The fines are part of Beijing’s sweeping crackdown on the country’s tech giants, but Chinese authorities have softened their tone on the tech crackdown in recent months amid efforts to support an economy battered by the COVID-19 pandemic.

The fine is likely to focus on Ant’s alleged wrongdoing related to the “promiscuous expansion of capital” and related financial risks that its business may have caused.

Restructuring Ant

In November 2020, Chinese authorities abruptly halted Ant’s IPO, which would have been the world’s largest, shortly after its founder, billionaire Jack Ma, publicly criticized China’s regulatory system for stifling innovation and likened banks to “pawn shops.” A few months later, regulators decided to crack down on Ma’s empire by opening an antitrust investigation against Alibaba.

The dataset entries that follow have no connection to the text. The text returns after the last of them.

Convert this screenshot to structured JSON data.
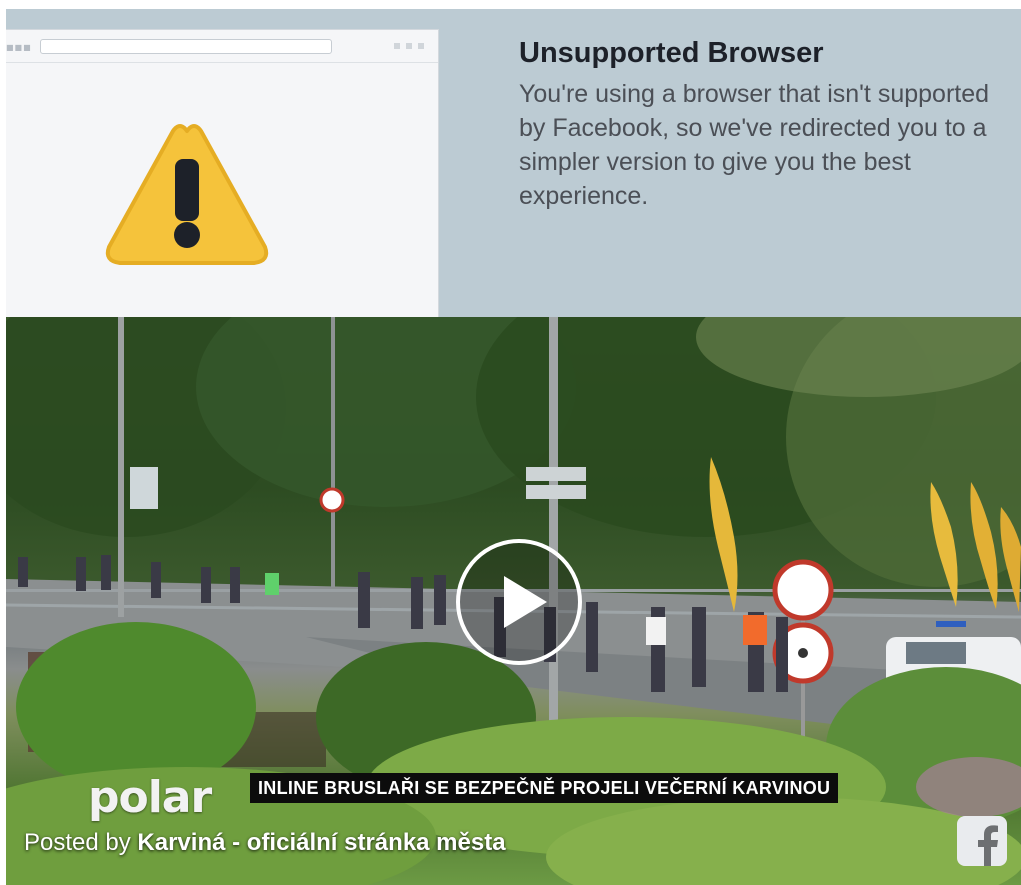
{
  "banner": {
    "title": "Unsupported Browser",
    "message": "You're using a browser that isn't supported by Facebook, so we've redirected you to a simpler version to give you the best experience.",
    "icon": "warning-icon"
  },
  "video": {
    "caption": "INLINE BRUSLAŘI SE BEZPEČNĚ PROJELI VEČERNÍ KARVINOU",
    "channel_logo": "polar",
    "posted_by_prefix": "Posted by",
    "page_name": "Karviná - oficiální stránka města",
    "play_icon": "play-icon",
    "platform_icon": "facebook-icon"
  },
  "colors": {
    "banner_background": "#bccbd3",
    "warning_yellow": "#f5c33b",
    "facebook_logo": "#e9ebee"
  }
}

Ma, one of China’s most successful and influential businessmen, has largely remained out of the public eye since the crackdown. At the beginning of January 2021, Western media raised the alarm about his alleged disappearance.

The founder of Alibaba, Jack Ma, has found himself. For the first time after a three-month absence from the public, he surrendered… via video link

Regulators also pushed Ant (whose businesses include payment processing, consumer lending and distribution of insurance products) to restructure its business and place it under tighter regulatory oversight.

Ant Group's stand at the Singapore FinTech Festival, Singapore, November 4, 2022. Photo: REUTERS
Ant Group’s stand at the Singapore FinTech Festival, Singapore, November 4, 2022. Photo: REUTERS

Since last April, Ant has been officially undergoing a major restructuring of the business, which includes transforming the company into a financial holding firm subject to rules and capital requirements similar to those applied to banks. The restructuring involves merging Ant’s two profitable microcredit businesses into a consumer finance division and transferring data on more than 1 billion users to state-owned firms. The move is expected to reduce Ant’s profitability and valuation.

Punishment of Ant, however, is unlikely to be completed until China appoints a number of senior officials to the State Council and other government bodies next year, four of the sources said.

While China’s ruling Communist Party last month wrapped up its twice-a-decade congress and reshuffled the central leadership, top cabinet and government positions are still subject to reshuffles that usually take place at the annual parliament meeting in early March. . Central bank chief Yi Gang is likely to step down as he nears the official retirement age of 65 for ministerial-level officials.

Shortly before Ant’s IPO, the central bank officially issued rules to regulate the country’s huge financial holding companies as part of its efforts to curb systemic financial risks. He approved the establishment of three such firms, including China CITIC Financial Holdings.

The local branch of the central bank in the city of Hangzhou, where Ant is headquartered, received the firm’s application to set up a financial holding company in June, two of the six sources told Reuters. However, the PBOC is unlikely to formally disclose it until Ant completes its upgrade, the sources added.